Finalmente il ministro Fedeli ha messo un punto fermo sulla querelle che da mesi crea scompiglio e sconcerto nelle scuole italiane e che riguarda la pièce teatrale "Fa afafine". Uno spettacolo che avrebbe tutto il diritto di occupare i cartelloni, sottoponendosi alla libera critica del pubblico, se non fosse per un particolare tutt’altro che irrilevante, ossia che è rivolto ai bambini e ai ragazzi delle scuole. Il protagonista, che ormai a causa delle polemiche è diventato famoso, è Alex, ossia un ragazzino che sta chiuso nella sua cameretta e che un giorno si sente maschio e il giorno dopo diventa femmina. Insomma, un tema delicato, anzi delicatissimo, che però scalda i cuori delle associazioni “pro gender” ed evidentemente anche di molti insegnanti, che hanno deciso di inserirlo nel calendario delle attività extracurriculari e di portarci le loro classi, compresi i ragazzini di prima media.
Vista la delicatezza del tema, diverse associazioni di genitori hanno chiesto, quantomeno, il consenso informato delle famiglie e la possibilità di tenere a casa i figli. Apriti cielo. In provincia di Bologna, dove lo spettacolo era programmato a fine gennaio nel teatro di Castel d’Argile, sono dovuti intervenire carabinieri e vigili urbani per garantire la “serenità”, si fa per dire, dopo le polemiche che hanno coinvolto i presidi “rei” di aver chiesto il consenso informato. “Si va contro la libertà d’insegnamento”, hanno tuonato i genitori contrari, mettendo in evidente imbarazzo chi avrebbe desiderato esonerare i propri figli.
Ed ecco l’intervento del ministro dell’ Istruzione, non certo tempestivo, visto che da mesi questo spettacolo gira per l’Italia, ma ugualmente necessario. A sollecitarlo una petizione on line promossa da Generazione famiglia che in due sole settimane ha raggiunto le 102.000 firme, e una richiesta esplicita dell’assessore alla scuola del Veneto, Elena Donazzan. “Le famiglie devono essere sempre informate e la partecipazione non è obbligatoria”, scrive il ministro Fedeli mettendo un punto fermo sulla questione e ribadendo che il Miur non è coinvolto “nella realizzazione dello spettacolo, né nella sua promozione” e che “le istituzioni scolastiche sono le uniche che, nel rispetto delle norme dell’autonomia scolastica, possono stabilire l’opportunità di partecipare agli spettacoli teatrali”.
In altre parole, gli insegnanti possono scegliere di coinvolgere le scolaresche nelle attività extrascolastiche che ritengono opportune ma, specialmente quando tali attività riguardano tematiche “sensibili”, visto che gli alunni sono adolescenti o addirittura bambini, devono informare le famiglie e ottenere l’autorizzazione scritta.
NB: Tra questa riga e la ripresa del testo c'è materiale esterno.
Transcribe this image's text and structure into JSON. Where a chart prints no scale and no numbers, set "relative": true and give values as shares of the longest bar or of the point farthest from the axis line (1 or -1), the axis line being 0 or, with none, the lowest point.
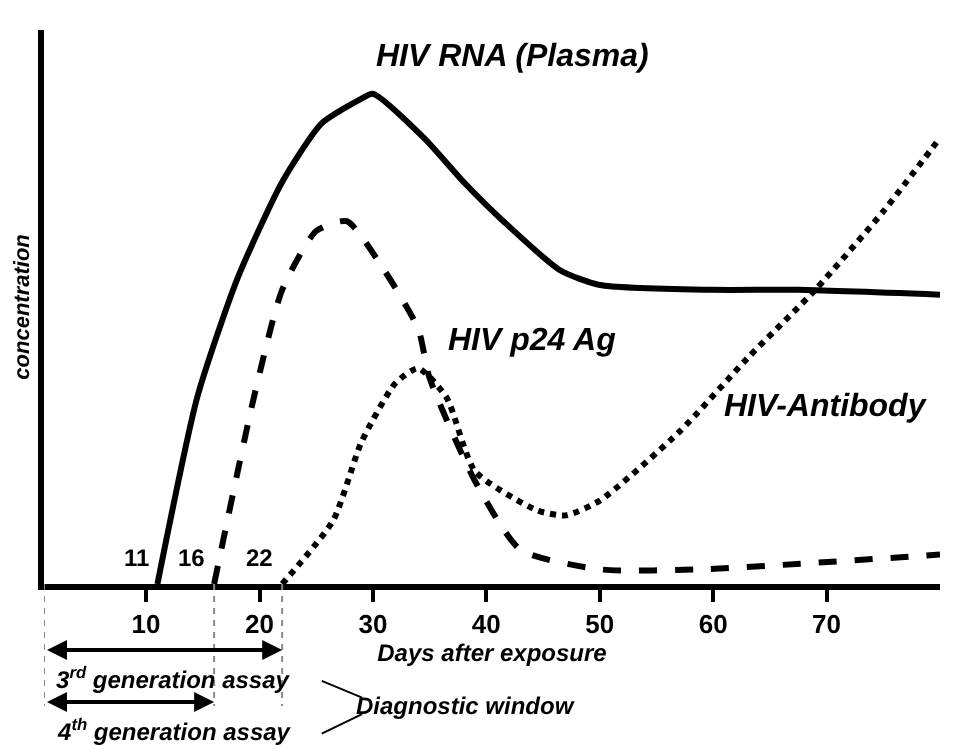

Bastava il buon senso di presidi e insegnanti per capirlo ma a questo punto, dopo le parole del ministro, nessuno potrà più invocare alibi o scappatoie. E’ ovvio, o dovrebbe esserlo, che la presa di posizione del Ministero vada estesa ad altre situazione analoghe, soprattutto ove sia chiamata in causa l’ideologia gender. Le famiglie sono avvisate. L’ultima parola spetta sempre a loro.